Measures of effectiveness should be compared not only to other treatments but also over time. As the Court of Appeals for the Fifth Circuit stated, "it is the nature of medical research that what may one day be experimental may the next be state of the art treatment." Holder v. Prudential Ins. Co. of America, 951 F.2d 89, 91 (5th Cir.1992). Indeed, Heasley's experts testified that, as the University of Pittsburgh developed more experience with transplants for neuroendocrine tumors, success rates improved. App. 594 (Dr. Carr).18


In certain cases, there will be differences in the quality of the evidence regarding a procedure's effectiveness. Belden & Blake emphasizes no randomized double-blind studies have been done with respect to liver transplants for neuroendocrine tumors. Such studies track two groups of patients with the same condition, with only one group being given the disputed treatment and the other serving as the "control" group. App. 450 (Dr. Marks).
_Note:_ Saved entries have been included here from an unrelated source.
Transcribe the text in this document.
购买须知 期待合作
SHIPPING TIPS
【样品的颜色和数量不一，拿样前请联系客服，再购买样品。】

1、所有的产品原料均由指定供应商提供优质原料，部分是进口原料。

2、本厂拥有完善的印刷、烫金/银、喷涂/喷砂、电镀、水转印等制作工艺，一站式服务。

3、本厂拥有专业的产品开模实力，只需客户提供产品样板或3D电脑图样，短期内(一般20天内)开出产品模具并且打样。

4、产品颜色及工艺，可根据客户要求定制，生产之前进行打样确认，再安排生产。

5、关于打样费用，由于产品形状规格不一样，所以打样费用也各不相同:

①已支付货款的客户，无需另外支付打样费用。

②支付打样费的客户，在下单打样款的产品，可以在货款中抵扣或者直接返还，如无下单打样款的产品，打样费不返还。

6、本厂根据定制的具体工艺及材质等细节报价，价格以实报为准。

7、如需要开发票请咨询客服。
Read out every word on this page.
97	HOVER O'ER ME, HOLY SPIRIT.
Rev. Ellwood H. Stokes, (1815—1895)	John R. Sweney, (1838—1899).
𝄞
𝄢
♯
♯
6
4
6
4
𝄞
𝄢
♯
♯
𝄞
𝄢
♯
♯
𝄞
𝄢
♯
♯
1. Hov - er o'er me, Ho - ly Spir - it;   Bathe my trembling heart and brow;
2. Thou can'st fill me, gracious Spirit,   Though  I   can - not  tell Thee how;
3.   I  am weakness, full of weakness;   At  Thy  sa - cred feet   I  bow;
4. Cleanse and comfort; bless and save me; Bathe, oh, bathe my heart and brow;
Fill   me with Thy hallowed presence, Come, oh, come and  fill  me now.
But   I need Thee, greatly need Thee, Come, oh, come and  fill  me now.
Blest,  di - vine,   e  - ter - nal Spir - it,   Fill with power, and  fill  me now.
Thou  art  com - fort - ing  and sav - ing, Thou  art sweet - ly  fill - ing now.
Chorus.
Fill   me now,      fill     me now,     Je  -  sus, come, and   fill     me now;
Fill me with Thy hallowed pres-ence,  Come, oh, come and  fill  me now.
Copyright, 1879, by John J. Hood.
Pirozzi, 741 F.Supp. at 591. Belden & Blake contrasts these studies with the medical journal articles offered by Heasley in the district court, which contain only anecdotal information regarding transplants for neuroendocrine tumors.


In evaluating this critique, we note initially, as at least one other court has observed, that "nothing in the plan requires that a treatment be the subject of completed [double-blind] studies to escape the experimental treatment exclusion." Pirozzi, 741 F.Supp. at 591. More importantly, such studies represent only one, albeit a generally reliable, means for comparing two treatments. The significance of their absence therefore depends on the availability and quality of other comparative data, some of which is contained in the record.19 Often, peer-reviewed medical journal articles, or, in certain cases, expert testimony, will provide helpful sources of this data as well.


Part of the comparative analysis involves the attractiveness of the various treatment alternatives for the particular patient. Thus, in concluding an autologous bone marrow transplant with high-dose chemotherapy was not experimental for a patient with multiple myeloma, one court noted "it was simply the only appropriate treatment available to treat plaintiff's condition" in light of expert testimony that the plaintiff would receive no more benefit from standard chemotherapy. Dozsa v. Crum & Forster Insurance Co., 716 F.Supp. 131, 138. Indeed, one reason Heasley's doctors recommended a transplant was their belief he was no longer responding to chemotherapy. Also, there was testimony that the patients with neuroendocrine tumors who were transplanted at the University of Pittsburgh had no realistic survival options other than the transplant given the extent of their metastasization. App. 708 (Dr. Shaw). Additionally, Heasley's experts testified that transplants are recommended only for the patients with the worst tumors, and many patients with the most advanced tumors come to the University of Pittsburgh, a leading liver transplant center. App. 708 (Dr. Shaw); App. 592-93 (Dr. Carr). If true, these facts would tend to make statistics regarding effectiveness less favorable, and, to the extent they suggest no other treatment option is viable, would help place in perspective data regarding the effectiveness of the transplant.


In addition, there will always be particular facts in the case that may affect application of the factors we have outlined. In this case the rarity of neuroendocrine tumors makes it difficult to collect statistically significant amounts of data, and to conduct double-blind studies. We leave to the district court the proper inference, if any, to draw from the rarity of the disease in assessing whether the transplant was an experimental procedure.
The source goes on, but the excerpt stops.